Чарли надкусывает шоколадный батончик с кокосовой начинкой и неторопливо жует, пока Уэйн подпирает стену, скрестив руки на груди.
— И что там по поводу интересного? — спрашивает он.
— Доем — покажу, — отвечает Шарлотта.
Уэйн ждет. Чарли выбрасывает обертку из-под конфеты на тротуар.
— Ладно, погнали за магазин, — приказывает Шарлотта. — Это надо смотреть там, где никто не видит.
— Ты собираешься показать сиськи? — язвит Уэйн.
— Их — чуть позже.
Они заходят за угол, скрываются у служебного выхода, возле мусорных контейнеров, где светит безжизненным светом дешевая лампочка накаливания.
— Сейчас будет трюк, — говорит Чарли. — Посмотри на мою руку.
Она показывает тонкие пальцы с облупившимся черным лаком на ногтях.
— Какой тебе нравится больше всего?
— Средний. Хотя нет, мизинец.
Чарли вытаскивает из рукава платья гильотину для сигар.
— Украла, пока ты шоколадку покупал, — объясняет Шарлотта и сует в гильотину мизинец. — Смотри.
Щелчок — и на бетон падает отрубленный палец. Чарли даже не ведет бровью.
— Пиздец! — вскрикивает Уэйн и хватается за голову. — Что ты сделала, дурная?!
— Смотри, — цедит сквозь зубы Чарли.
Из места сечения бьют пару струек крови, но быстро кончаются. Спустя секунд десять мизинец начинает отрастать, спустя полминуты после травмы возвращается целым и невредимым. Шарлотта демонстративно шевелит пальцем, показывая, что операция никак на нем не сказалась. Только лак пропал с ногтя.
Уэйн, шокированный, смотрит то вниз, на отрубленный мизинец, то вверх, на целый.
— Ты регенерируешь, — говорит Уэйн.
— Да, — соглашается Чарли. — Отец говорит, что бог наделил меня своим даром, но мне кажется, что я мутант какой-то. Либо, если придерживаться религиозной парадигмы, отпрыск дьявола. Демон. Не знаю.
— Жесть. — Уэйн снимает очки, протирает глаза запястьем и надевает очки обратно. — Да, ты демоническая тварь, это факт, в это я верю.
— Так вот, юный Мэнсон. Если хочешь поразвлечься с моими, м-м, талантами, — Шарлотта усмехается, — то мы можем обговорить это. Все имеет свою цену.

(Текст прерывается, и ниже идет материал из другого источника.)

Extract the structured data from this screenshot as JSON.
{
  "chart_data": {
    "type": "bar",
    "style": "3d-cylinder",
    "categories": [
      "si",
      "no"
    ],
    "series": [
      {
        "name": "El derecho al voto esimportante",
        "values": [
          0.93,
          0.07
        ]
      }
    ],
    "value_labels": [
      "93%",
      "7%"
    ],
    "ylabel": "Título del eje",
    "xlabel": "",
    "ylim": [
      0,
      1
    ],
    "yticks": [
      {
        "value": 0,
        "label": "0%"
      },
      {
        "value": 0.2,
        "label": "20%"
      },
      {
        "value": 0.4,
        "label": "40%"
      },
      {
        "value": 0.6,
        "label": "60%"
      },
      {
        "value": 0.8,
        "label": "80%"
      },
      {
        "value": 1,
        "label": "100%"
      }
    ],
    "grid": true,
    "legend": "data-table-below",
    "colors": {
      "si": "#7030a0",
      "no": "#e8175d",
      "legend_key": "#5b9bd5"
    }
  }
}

— Стоп, так ты еще садомазо-шлюха?
— В каком-то роде да, но без секса.
— Фригидная, что ли? Или целомудренная? — криво скалится Уэйн.
— Не исключено, что фригидная, не знаю, — пожимает плечами Чарли, разглядывая новый мизинец. — Лак пропал. У меня, кстати, был случай, когда я сделала татуировку на бедре, а потом я дала какому-то дебилу отрубить ногу за деньги и потеряла тату. Ценник, конечно, отбил потери, но больше я ничто не набиваю на своем теле.
— Прекрасно, просто прекрасно, это то, что я хотел знать.
— Не нервничай, зайка. Я знала, что это собьет с тебя спесь, но я не думала, что это так сильно тебя заденет. Ты меньший дегенерат с омертвевшим мозгом и хроническим стояком, чем я думала, — с укором выражается Шарлотта, как будто «дегенерат с омертвевшим мозгом и хроническим стояком» — это тот, кем должен быть образцовый юноша нынешнего времени.
Уэйн неуверенно мнется, потом запускает руку в задний карман джинсов и вытаскивает перевязанную резинкой пачку купюр.
— Ладно, ты права, ты поинтереснее приставок, — говорит он, — куда идем, чтобы обкатать тебя?
— Пошли ко мне домой, у нас еще есть время до возвращения моего отца.
Они уходят, оставив палец лежать возле входа для сотрудников. Саймону-Сэмюэлю понравится.
Чарли снимает ключ с шеи, отворяет дом и впускает в него Уэйна. Тот вытирает ноги о коврик и, сунув руки в карманы джинсов, входит в коридор. Чарли закрывает за гостем дверь.
Вдвоем они идут в ее комнату.
Уэйн с любопытством разглядывает по пути грамоты и различные фотографии Чарли, на которых она предстает эталонной, насквозь просахаренной «папиной принцессой», от младых ногтей до выпускного.
— Ты училась в католической школе? — спрашивает Уэйн.
— Мой отец умеренно верующий, — говорит Шарлотта, — не в последнюю очередь благодаря моей… особенности. Плюс католическая школа сама финансировала мое обучение.
— Кто-то из тамошних свищей знал о твоих «талантах»?
— Директор и учитель английского, а что?
— Они пользовались ими, твоими «талантами»? — ухмыляется Уэйн. — Тобою? Может, им было бы интересно…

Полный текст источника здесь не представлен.